Tolte tutte queste spese, quello che rimane è il risparmio che la famiglia potrà dedicare agli investimenti: acquisto della casa, interventi di ristrutturazione della casa stessa, acquisto di una nuova automobile, acquisto di titoli (obbligazioni, azioni), rinnovo degli elettrodomestici, ecc.

Inoltre, se non dovesse bastare il risparmio accantonato per fare gli investimenti (beni durevoli), una normale famiglia, come si sa, ricorre a mutui (debito di lunga durata) o a prestiti (debito di breve durata), oppure, quando deve fare delle scelte per il futuro (ad esempio: iscrivere un figlio all’Università), la famiglia sa che dovrà tener conto delle spese che sosterrà negli anni successivi, e che queste scelte andranno inevitabilmente ad incidere sulla quota di reddito disponibile.

Si intuisce quindi che ogni scelta (decisione) di spesa influenza le altre: chi sceglie di spendere di più per le spese correnti (servizi e beni di consumo) avrà certamente un tenore di vita più alto, ma di sicuro avrà meno soldi a disposizione per fare degli investimenti (beni durevoli).

Chi deciderà invece di spendere di più per beni durevoli (fare degli investimenti) avrà ovviamente meno risorse a disposizione per le spese in sevizi e beni di consumo (spese correnti). Così un investimento (spesa per bene durevole) che comporta una spesa rilevante potrà escluderne un altro e così via.
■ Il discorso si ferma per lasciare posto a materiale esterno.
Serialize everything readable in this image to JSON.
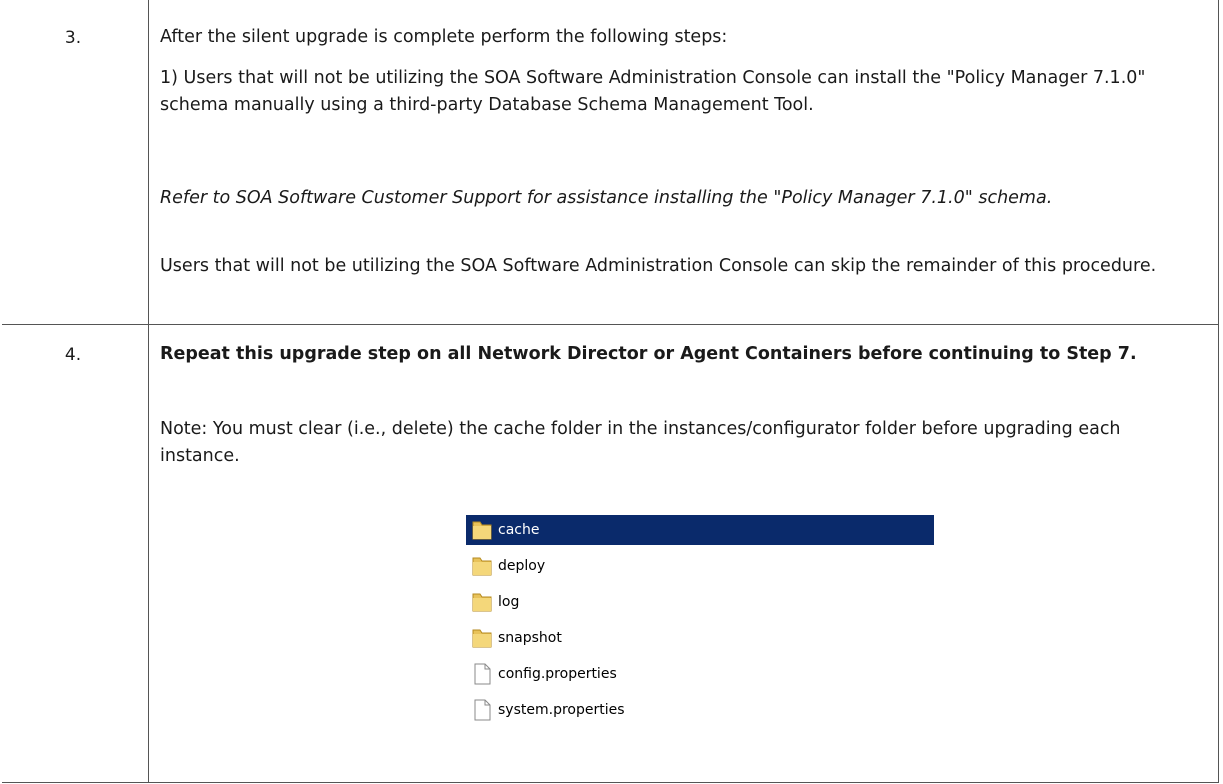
{
  "steps": [
    {
      "number": "3.",
      "paragraphs": [
        "After the silent upgrade is complete perform the following steps:",
        "1) Users that will not be utilizing the SOA Software Administration Console can install the \"Policy Manager 7.1.0\" schema manually using a third-party Database Schema Management Tool.",
        "Refer to SOA Software Customer Support for assistance installing the \"Policy Manager 7.1.0\" schema.",
        "Users that will not be utilizing the SOA Software Administration Console can skip the remainder of this procedure."
      ]
    },
    {
      "number": "4.",
      "heading": "Repeat this upgrade step on all Network Director or Agent Containers before continuing to Step 7.",
      "note": "Note: You must clear (i.e., delete) the cache folder in the instances/configurator folder before upgrading each instance."
    }
  ],
  "file_listing": {
    "items": [
      {
        "name": "cache",
        "type": "folder",
        "selected": true
      },
      {
        "name": "deploy",
        "type": "folder",
        "selected": false
      },
      {
        "name": "log",
        "type": "folder",
        "selected": false
      },
      {
        "name": "snapshot",
        "type": "folder",
        "selected": false
      },
      {
        "name": "config.properties",
        "type": "file",
        "selected": false
      },
      {
        "name": "system.properties",
        "type": "file",
        "selected": false
      }
    ],
    "selection_color": "#0a2a6b",
    "folder_icon": "folder-icon",
    "file_icon": "file-icon"
  }
}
In questo modo opera una famiglia normale, e così dovrebbe operare il Comune. Il Comune però ha un’arma in più della famiglia, perché può in qualche misura variare il livello delle proprie Entrate, e lo può fare modificando le aliquote fiscali e/o le tariffe dei servizi che il Comune eroga. Nel fare questo, visto che queste scelte impattano sui cittadini, l’Amministrazione comunale dovrebbe tenere conto di criteri di equità del prelievo e di tariffazione. Le scelte effettuate in questo senso vengono definite “politica fiscale e tariffaria”.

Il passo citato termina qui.